Read the latest on all about how to grow successful Container Vegetable Gardens.

Here's a huge pot with basil and a Siberian tomato plant, courtesy of Murray D.

How are you doing?

I love to hear from readers, their tips, successes and challenges.

The FAQ section is the place where the beautiful people hang out... earthy, beautiful and raring to grow.

For example anyone got ideas to help with unwanted oats; a hedge trimmer has already been tried! Straw grown into oats.

Eco gardening tips

  • Thanks Siberia:
    As shown above, Siberian tomatoes can be grown in pots, but their claim to fame is that they tolerate cold climates. Russians and Alaskans love these heirloom, meaty wonders.

    Depending on your climate, they take only 7-10 weeks from transplanting to give fruit and will withstand temperatures just above freezing. Trust me they're tasty too.

  • Horrible herbicides:
    Farm animals give us valuable manure for our gardens and compost, but CHECK FIRST. Has it come from herbicide treated pasture? Or from animals fed hay from treated pasture?

    Herbicides are insidious — a big culprit is aminopyralid, a broadleaf killer, so if traces get near your tomatoes, spuds, vines and beans, they're stuffed.

    It's sad to see your plants suffer and die, and remember too that rats and mice have sadly suffered and died for research into the tolerance and safety of most herbicides. Find an organic farmer.

  • Take that, weed!
    Last newsletter I wrote how handy old kitchen utensils are in the garden. Reader, Jahn, replied that his favorite is the meat fork — a 2 or 3 pronged long handled fork — useful for those stubborn weeds with longer roots; dandelions, docks etc.

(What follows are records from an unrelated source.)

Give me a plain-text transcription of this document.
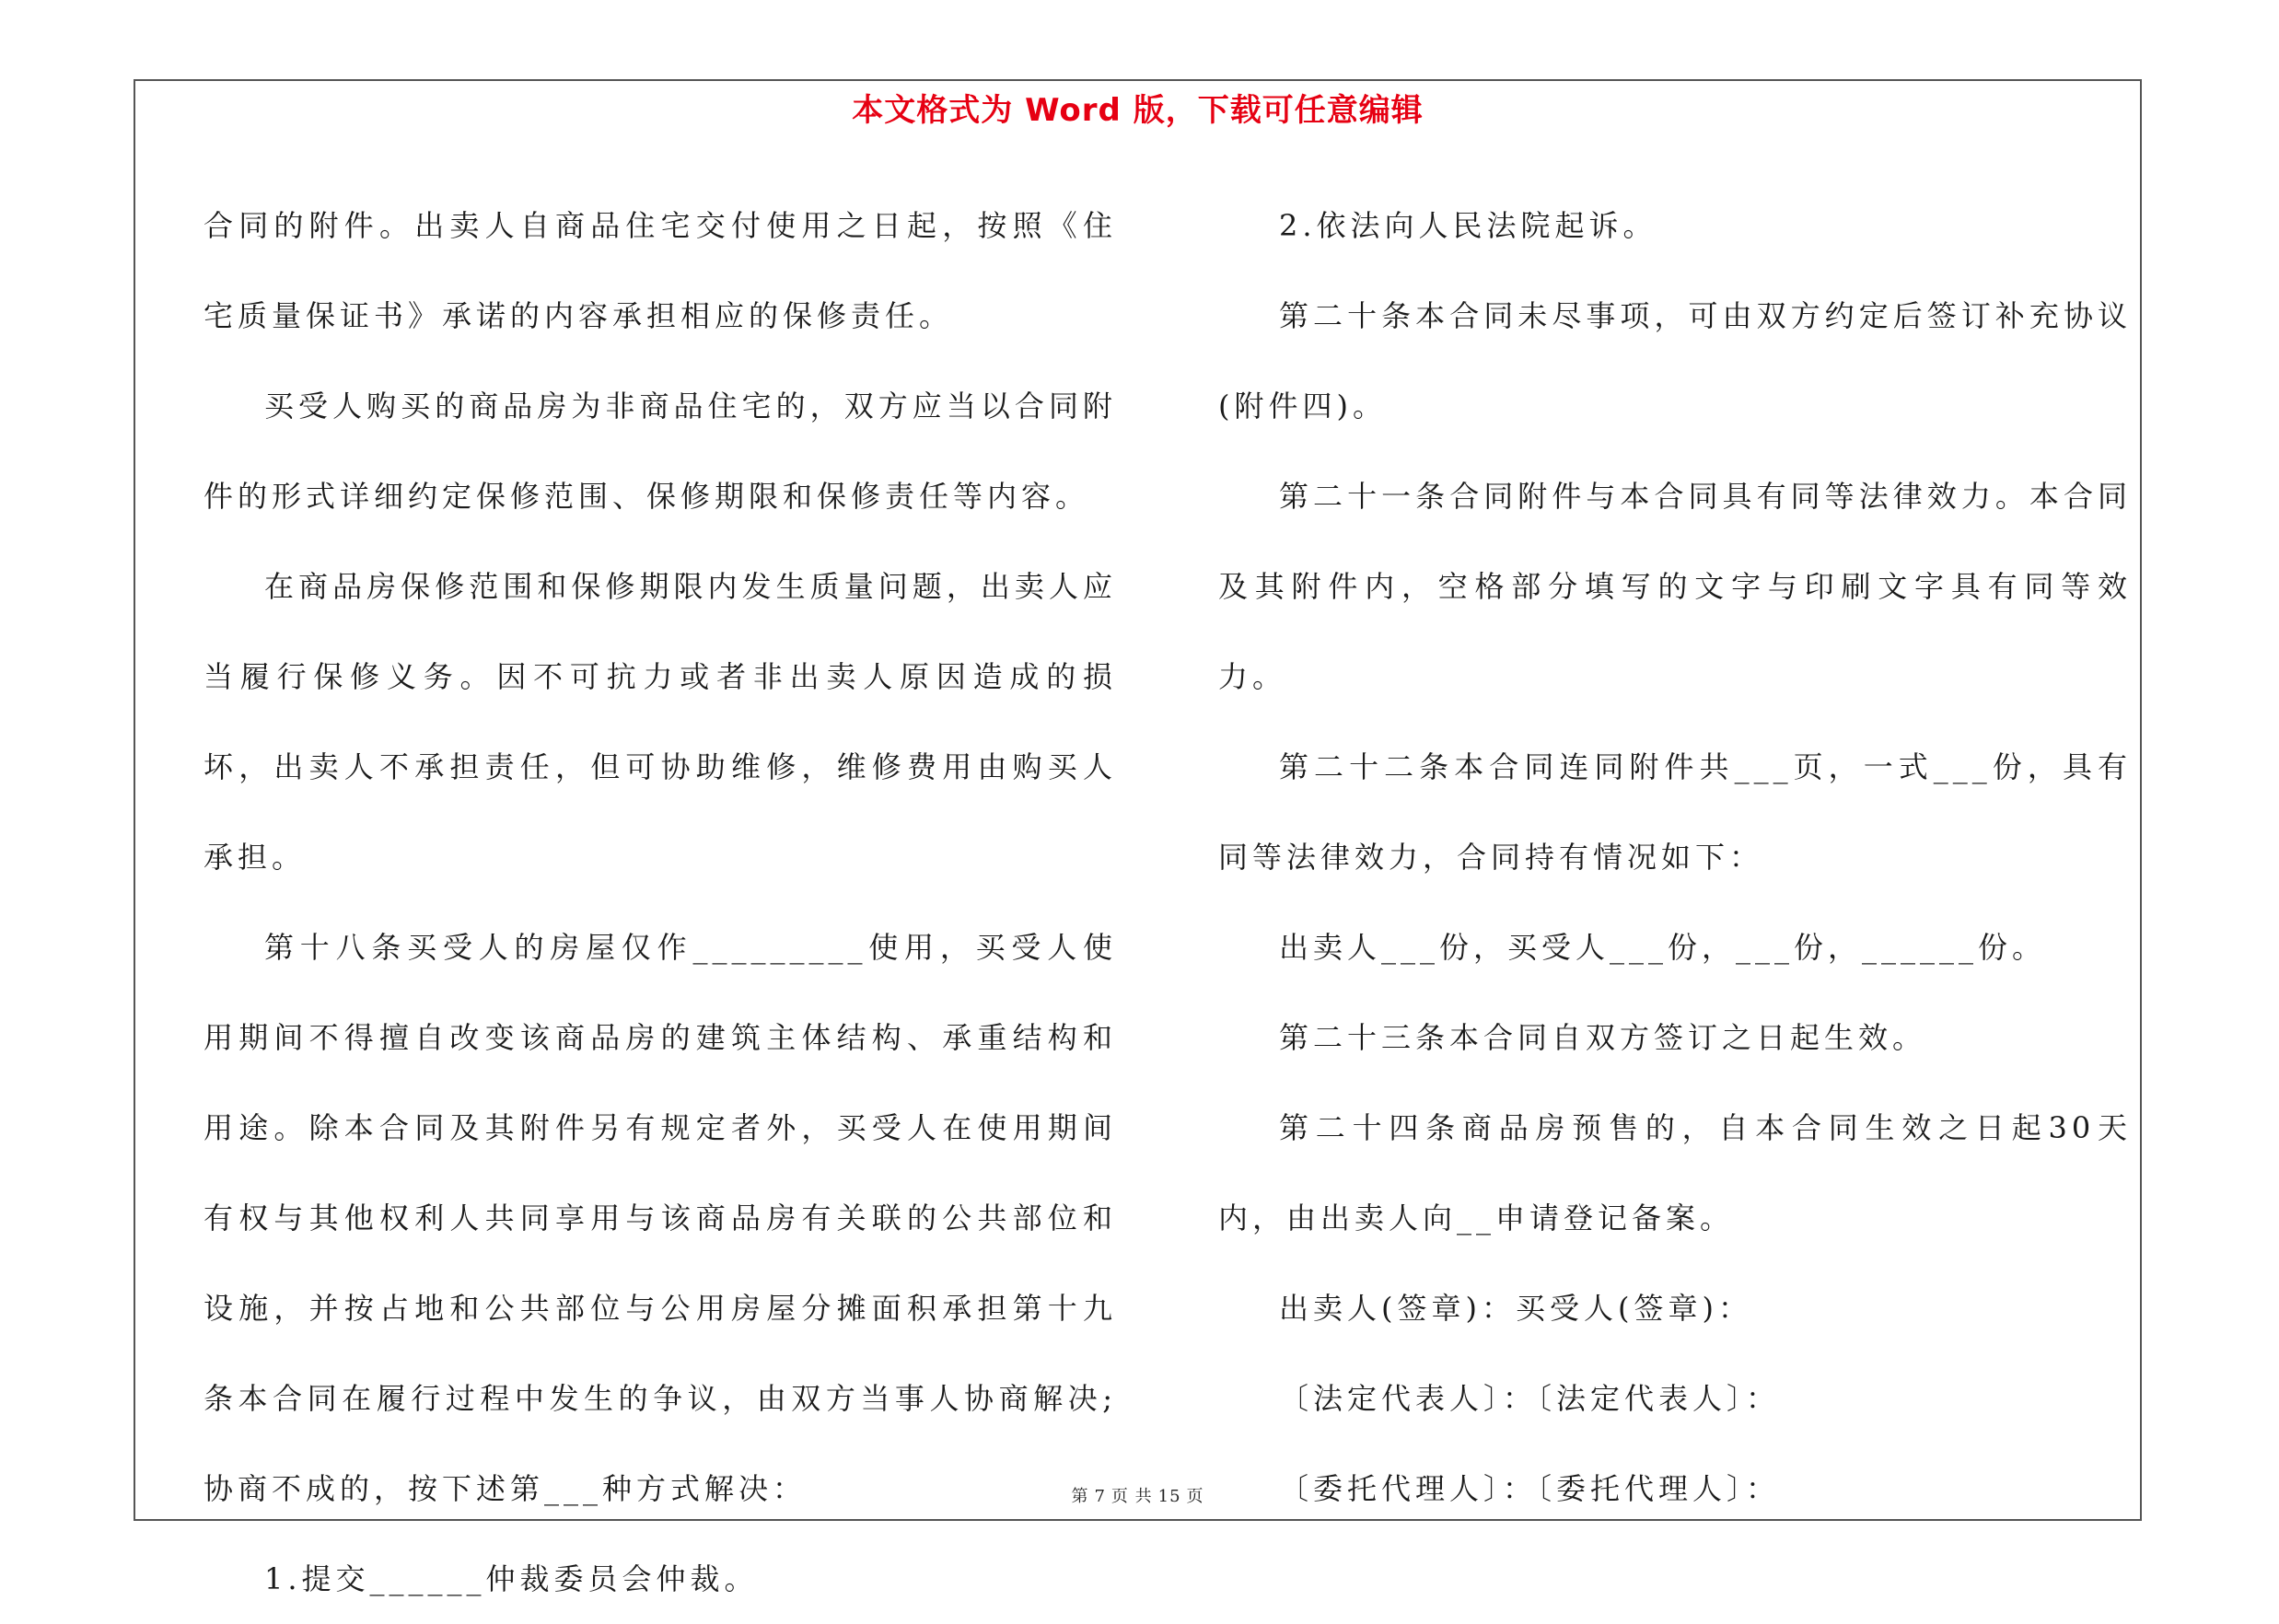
本文格式为 Word 版，下载可任意编辑

合同的附件。出卖人自商品住宅交付使用之日起，按照《住宅质量保证书》承诺的内容承担相应的保修责任。

买受人购买的商品房为非商品住宅的，双方应当以合同附件的形式详细约定保修范围、保修期限和保修责任等内容。

在商品房保修范围和保修期限内发生质量问题，出卖人应当履行保修义务。因不可抗力或者非出卖人原因造成的损坏，出卖人不承担责任，但可协助维修，维修费用由购买人承担。

第十八条买受人的房屋仅作_________使用，买受人使用期间不得擅自改变该商品房的建筑主体结构、承重结构和用途。除本合同及其附件另有规定者外，买受人在使用期间有权与其他权利人共同享用与该商品房有关联的公共部位和设施，并按占地和公共部位与公用房屋分摊面积承担第十九条本合同在履行过程中发生的争议，由双方当事人协商解决;协商不成的，按下述第___种方式解决：

1.提交______仲裁委员会仲裁。

2.依法向人民法院起诉。

第二十条本合同未尽事项，可由双方约定后签订补充协议(附件四)。

第二十一条合同附件与本合同具有同等法律效力。本合同及其附件内，空格部分填写的文字与印刷文字具有同等效力。

第二十二条本合同连同附件共___页，一式___份，具有同等法律效力，合同持有情况如下：

出卖人___份，买受人___份，___份，______份。

第二十三条本合同自双方签订之日起生效。

第二十四条商品房预售的，自本合同生效之日起30天内，由出卖人向__申请登记备案。

出卖人(签章)：买受人(签章)：

〔法定代表人〕：〔法定代表人〕：

〔委托代理人〕：〔委托代理人〕：

第 7 页 共 15 页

    He got some from the local recycle center and leaves them in various places around the garden to just grab without having to go too far... good idea.

Vegetable Stock

I have vegetarian friends who make this healthy broth every weekend for the week ahead. Perfect for using to cook tasty rice, pasta, stew and sauce dishes. They rarely get to freeze it because they love it so much.


  • 3 medium carrots, sliced
  • 1 large onion, chopped
  • 3 stalks celery or bunch parsley, chopped
  • 2 medium potatoes (optional) chopped
  • 1 zucchini, or cup of cubed pumpkin
  • 1-2 handfuls of any greens handy, eg: turnip and beet tops, chard and kale
  • 1 teaspoon salt.


  1. In a large pot, cover vegetables with water and bring to boil.
  2. Simmer for 1 hour with lid on.
  3. Let cool, then either strain, or put in blender or hand mash.
  4. Keep in jar in fridge and use that next week, or freeze in ice-cube trays to use later.

Be creative, don't stick to exact ingredients and amounts. Add more pumpkin, throw in some leeks, toss in a turnip and so on.

Any herbs and seasoning you may to use are best added when you heat the stock up later because they will lose their peak flavor if you cook or freeze them too much.